Dr Gyles Morrison could relate to this. The clinical UX designer became fed up with the emotional toll that came alongside his clinical work, something we have all experienced. He realised he had an interest in IT and allowed his curious mind to lead him. For Gyles, changing career was not without struggle and he particularly felt the sting of having no support, leading him to publish book on this subject to help others.


What is interesting is how no two speakers had the same journey. There were similarities: a want for change and a willingness to take the steps required. Each speaker was led by an interest, a curiosity and began exploring, giving rise to opportunities. The laser focus on exams, accreditations and clinical work can force all of other forms of self-expression and imagination to wither and die. Dr Prasanna Puwanarajah, producer, director and actor, posed an interesting question, “will you make it to 65 in a healthy state?”. It is a thought that requires some self-analysis to help us reveal what it is we really want from life.

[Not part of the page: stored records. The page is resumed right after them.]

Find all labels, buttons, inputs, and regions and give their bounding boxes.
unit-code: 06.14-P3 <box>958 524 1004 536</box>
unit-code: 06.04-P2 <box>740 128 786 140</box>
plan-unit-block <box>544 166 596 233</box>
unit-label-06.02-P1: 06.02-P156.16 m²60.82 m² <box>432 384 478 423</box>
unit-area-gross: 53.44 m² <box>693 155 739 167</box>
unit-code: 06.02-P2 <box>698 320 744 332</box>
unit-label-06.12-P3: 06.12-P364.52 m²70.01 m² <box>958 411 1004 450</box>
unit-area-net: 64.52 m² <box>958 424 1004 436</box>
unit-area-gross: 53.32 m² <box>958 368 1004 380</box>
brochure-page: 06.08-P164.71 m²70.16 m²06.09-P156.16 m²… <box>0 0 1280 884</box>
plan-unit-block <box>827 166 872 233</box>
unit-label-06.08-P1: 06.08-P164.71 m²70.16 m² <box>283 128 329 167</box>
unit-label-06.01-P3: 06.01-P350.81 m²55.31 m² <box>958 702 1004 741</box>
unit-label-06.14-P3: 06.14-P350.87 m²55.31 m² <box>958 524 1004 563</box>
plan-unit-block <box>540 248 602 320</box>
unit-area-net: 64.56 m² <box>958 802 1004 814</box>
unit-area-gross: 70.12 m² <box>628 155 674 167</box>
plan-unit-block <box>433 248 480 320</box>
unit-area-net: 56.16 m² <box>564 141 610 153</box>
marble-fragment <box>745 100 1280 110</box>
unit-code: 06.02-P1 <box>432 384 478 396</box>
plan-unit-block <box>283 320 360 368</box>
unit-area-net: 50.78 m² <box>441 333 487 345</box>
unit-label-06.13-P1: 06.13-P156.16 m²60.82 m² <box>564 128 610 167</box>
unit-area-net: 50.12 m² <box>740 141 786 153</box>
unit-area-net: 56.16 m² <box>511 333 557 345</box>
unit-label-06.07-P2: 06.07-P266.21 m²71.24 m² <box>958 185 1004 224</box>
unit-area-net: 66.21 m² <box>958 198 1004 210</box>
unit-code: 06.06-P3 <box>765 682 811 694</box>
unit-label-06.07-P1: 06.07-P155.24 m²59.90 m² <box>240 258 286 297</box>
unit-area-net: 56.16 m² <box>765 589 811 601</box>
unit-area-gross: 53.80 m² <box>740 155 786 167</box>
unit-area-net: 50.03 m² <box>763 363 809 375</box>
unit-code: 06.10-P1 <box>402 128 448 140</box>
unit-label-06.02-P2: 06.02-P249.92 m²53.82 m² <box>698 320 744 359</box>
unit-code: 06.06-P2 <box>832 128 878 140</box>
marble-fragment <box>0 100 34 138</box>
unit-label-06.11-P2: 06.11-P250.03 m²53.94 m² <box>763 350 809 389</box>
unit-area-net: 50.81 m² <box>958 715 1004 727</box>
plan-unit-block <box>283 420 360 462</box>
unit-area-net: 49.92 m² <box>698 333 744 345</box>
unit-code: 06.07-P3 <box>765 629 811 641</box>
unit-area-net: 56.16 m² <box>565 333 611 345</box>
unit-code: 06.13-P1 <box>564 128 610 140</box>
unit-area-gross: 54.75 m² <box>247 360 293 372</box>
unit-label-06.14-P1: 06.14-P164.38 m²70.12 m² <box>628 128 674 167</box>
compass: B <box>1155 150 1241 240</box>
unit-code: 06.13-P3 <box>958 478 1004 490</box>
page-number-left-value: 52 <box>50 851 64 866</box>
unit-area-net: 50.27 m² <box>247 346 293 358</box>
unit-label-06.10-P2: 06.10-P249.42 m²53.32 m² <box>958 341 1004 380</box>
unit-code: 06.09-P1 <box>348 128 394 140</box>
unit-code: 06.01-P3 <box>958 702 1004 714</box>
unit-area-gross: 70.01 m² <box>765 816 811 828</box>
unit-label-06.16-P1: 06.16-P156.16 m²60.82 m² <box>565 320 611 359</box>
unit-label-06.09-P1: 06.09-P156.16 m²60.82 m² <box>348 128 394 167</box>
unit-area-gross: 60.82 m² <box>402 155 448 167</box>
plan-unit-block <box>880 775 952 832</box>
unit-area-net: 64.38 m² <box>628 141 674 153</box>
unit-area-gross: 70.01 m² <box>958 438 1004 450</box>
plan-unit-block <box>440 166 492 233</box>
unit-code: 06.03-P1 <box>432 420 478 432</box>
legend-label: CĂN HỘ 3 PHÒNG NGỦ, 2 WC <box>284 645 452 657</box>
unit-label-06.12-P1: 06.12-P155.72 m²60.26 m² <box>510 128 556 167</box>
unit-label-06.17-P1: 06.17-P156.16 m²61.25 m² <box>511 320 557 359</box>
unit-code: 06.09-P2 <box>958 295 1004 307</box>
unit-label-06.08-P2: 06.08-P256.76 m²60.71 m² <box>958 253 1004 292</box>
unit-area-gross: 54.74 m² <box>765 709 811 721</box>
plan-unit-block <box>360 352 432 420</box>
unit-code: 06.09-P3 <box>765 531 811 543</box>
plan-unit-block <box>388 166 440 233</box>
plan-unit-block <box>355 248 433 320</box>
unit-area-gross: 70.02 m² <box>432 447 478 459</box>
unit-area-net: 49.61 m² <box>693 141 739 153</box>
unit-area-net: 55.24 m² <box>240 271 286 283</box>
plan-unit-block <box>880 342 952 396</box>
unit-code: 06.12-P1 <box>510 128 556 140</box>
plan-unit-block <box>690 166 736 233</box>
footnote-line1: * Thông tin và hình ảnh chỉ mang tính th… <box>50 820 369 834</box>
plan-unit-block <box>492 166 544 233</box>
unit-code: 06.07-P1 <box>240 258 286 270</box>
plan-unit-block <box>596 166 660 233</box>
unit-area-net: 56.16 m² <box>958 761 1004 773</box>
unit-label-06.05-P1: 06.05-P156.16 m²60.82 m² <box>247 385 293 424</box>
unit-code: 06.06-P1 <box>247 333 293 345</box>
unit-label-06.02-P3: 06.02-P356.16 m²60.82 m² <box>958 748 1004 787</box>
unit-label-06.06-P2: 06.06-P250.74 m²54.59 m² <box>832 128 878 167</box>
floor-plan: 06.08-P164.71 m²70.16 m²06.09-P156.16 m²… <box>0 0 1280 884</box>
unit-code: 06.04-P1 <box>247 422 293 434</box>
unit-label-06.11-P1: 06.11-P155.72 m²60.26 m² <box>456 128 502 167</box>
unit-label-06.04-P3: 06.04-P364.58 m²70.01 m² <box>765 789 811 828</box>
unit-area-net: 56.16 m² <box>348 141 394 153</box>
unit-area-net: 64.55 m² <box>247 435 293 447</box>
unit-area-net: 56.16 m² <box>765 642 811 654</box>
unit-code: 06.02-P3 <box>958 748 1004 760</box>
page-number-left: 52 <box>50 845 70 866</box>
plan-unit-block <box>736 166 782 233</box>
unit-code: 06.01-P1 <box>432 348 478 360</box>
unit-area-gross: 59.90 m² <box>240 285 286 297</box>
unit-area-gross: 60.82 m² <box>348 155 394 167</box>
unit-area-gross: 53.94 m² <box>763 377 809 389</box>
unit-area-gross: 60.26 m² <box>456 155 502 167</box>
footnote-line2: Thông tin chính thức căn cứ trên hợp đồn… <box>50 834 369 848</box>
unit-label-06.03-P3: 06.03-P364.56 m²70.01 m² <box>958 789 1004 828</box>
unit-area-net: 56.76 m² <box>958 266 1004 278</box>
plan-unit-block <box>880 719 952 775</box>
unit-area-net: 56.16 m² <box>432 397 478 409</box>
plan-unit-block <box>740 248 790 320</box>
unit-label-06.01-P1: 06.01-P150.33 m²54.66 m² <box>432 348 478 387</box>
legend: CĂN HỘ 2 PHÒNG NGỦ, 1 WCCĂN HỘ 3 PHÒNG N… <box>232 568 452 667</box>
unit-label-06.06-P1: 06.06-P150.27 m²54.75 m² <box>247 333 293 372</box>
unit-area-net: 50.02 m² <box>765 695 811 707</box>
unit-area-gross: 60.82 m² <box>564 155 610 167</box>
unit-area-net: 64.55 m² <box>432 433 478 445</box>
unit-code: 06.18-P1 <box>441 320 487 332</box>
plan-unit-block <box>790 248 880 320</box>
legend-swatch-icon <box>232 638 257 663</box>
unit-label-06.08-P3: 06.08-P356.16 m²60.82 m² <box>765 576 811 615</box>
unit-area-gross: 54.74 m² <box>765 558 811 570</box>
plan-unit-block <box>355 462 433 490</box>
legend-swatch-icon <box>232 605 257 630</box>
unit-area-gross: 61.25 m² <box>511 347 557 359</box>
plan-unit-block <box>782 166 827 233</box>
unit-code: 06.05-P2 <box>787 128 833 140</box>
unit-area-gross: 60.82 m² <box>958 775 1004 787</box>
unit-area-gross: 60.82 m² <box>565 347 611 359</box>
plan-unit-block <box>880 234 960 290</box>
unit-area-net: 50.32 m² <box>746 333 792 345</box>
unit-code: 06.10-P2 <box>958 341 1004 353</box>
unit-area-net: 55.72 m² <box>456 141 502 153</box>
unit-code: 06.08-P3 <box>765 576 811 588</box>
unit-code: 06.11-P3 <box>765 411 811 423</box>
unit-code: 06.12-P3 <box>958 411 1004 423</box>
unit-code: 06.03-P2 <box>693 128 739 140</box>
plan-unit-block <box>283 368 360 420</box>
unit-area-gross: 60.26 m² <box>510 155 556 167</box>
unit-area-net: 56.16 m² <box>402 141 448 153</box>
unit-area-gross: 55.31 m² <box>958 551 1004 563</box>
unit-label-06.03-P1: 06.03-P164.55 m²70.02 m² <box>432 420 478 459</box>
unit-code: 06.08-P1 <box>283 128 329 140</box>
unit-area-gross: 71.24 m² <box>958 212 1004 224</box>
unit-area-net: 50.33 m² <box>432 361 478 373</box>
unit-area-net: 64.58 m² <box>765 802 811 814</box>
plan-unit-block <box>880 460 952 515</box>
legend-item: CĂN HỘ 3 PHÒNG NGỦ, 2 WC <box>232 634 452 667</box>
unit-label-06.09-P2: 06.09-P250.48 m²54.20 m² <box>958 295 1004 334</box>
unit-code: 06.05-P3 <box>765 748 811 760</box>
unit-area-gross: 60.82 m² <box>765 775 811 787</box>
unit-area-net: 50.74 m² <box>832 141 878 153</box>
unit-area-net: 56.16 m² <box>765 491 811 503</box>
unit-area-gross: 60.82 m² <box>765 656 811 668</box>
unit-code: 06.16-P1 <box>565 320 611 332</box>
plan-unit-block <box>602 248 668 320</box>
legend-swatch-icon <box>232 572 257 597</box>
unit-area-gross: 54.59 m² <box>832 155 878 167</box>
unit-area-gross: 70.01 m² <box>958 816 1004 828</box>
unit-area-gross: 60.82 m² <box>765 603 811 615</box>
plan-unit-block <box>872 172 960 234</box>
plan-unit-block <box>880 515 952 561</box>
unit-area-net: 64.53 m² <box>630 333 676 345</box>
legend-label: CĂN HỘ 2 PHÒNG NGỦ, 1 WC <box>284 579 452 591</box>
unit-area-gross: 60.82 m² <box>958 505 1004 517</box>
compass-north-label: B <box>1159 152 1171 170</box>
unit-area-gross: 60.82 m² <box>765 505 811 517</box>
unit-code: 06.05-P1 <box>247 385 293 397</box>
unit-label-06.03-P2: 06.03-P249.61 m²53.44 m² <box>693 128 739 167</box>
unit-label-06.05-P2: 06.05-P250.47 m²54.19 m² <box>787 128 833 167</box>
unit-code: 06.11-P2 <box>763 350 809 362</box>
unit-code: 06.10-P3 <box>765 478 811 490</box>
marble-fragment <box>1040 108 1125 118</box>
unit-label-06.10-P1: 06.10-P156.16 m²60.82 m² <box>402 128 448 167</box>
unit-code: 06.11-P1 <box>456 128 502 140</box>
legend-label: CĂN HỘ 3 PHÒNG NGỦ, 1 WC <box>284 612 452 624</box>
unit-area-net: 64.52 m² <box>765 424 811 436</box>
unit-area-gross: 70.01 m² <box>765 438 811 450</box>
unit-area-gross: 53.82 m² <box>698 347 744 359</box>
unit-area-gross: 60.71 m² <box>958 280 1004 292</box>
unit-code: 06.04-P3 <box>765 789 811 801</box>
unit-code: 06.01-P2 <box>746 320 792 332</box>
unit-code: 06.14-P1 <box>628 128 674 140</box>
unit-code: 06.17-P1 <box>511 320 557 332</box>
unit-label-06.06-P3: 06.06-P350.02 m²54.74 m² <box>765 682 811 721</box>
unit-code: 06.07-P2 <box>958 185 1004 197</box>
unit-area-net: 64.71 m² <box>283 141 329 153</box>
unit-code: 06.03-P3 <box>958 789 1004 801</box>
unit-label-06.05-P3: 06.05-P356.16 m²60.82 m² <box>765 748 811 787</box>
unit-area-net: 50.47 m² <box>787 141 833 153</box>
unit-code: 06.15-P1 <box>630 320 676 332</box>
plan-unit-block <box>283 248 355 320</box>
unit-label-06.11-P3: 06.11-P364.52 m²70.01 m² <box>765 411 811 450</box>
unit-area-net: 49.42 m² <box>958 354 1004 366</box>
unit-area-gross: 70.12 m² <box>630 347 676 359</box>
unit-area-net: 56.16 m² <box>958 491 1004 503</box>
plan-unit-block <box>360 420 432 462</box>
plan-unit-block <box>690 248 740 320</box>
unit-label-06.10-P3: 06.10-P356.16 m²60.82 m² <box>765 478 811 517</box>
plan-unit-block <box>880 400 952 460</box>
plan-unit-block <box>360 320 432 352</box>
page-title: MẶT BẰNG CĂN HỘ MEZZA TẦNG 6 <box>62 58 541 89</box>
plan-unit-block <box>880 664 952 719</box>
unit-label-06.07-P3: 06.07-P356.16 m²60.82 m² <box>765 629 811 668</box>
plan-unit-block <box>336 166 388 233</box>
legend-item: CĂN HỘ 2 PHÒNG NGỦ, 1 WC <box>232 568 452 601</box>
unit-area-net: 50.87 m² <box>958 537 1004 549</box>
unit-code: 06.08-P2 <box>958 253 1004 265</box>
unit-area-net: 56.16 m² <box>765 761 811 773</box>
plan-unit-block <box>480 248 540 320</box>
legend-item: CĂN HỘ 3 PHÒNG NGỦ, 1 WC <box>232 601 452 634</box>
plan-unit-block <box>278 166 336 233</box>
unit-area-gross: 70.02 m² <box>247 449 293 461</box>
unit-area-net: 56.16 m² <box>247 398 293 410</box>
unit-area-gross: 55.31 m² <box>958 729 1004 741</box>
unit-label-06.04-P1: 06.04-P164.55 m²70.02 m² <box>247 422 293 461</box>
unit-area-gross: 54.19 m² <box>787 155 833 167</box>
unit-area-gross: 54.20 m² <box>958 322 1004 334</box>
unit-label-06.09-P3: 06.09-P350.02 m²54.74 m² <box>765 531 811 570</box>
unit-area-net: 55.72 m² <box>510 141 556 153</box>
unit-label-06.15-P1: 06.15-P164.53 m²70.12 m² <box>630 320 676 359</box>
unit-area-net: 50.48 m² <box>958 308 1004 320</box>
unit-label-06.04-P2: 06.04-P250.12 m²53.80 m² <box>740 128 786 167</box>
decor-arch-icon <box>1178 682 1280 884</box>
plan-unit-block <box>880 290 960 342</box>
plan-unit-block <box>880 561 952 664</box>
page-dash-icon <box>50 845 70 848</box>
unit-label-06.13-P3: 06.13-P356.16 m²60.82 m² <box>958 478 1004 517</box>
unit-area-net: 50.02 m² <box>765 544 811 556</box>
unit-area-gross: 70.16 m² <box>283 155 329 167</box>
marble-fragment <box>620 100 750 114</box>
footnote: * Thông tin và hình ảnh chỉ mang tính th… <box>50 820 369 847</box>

It is scary to think of wavering from the well-worn path. Medicine provides us with stability and a clear path of progression, but whilst it gives it also takes away. We are subconsciously taught to shy away from fear and risk and follow guidelines and protocol. But if we fear to make mistakes then we stagnate, we stay doing what we have always done.


Ultimately know your value. It is easy to forget it when you are tired and worn out. You have a lot more to offer. Whether you should stay, go or diversify is your choice. You could do all three. No decision has to be permanent.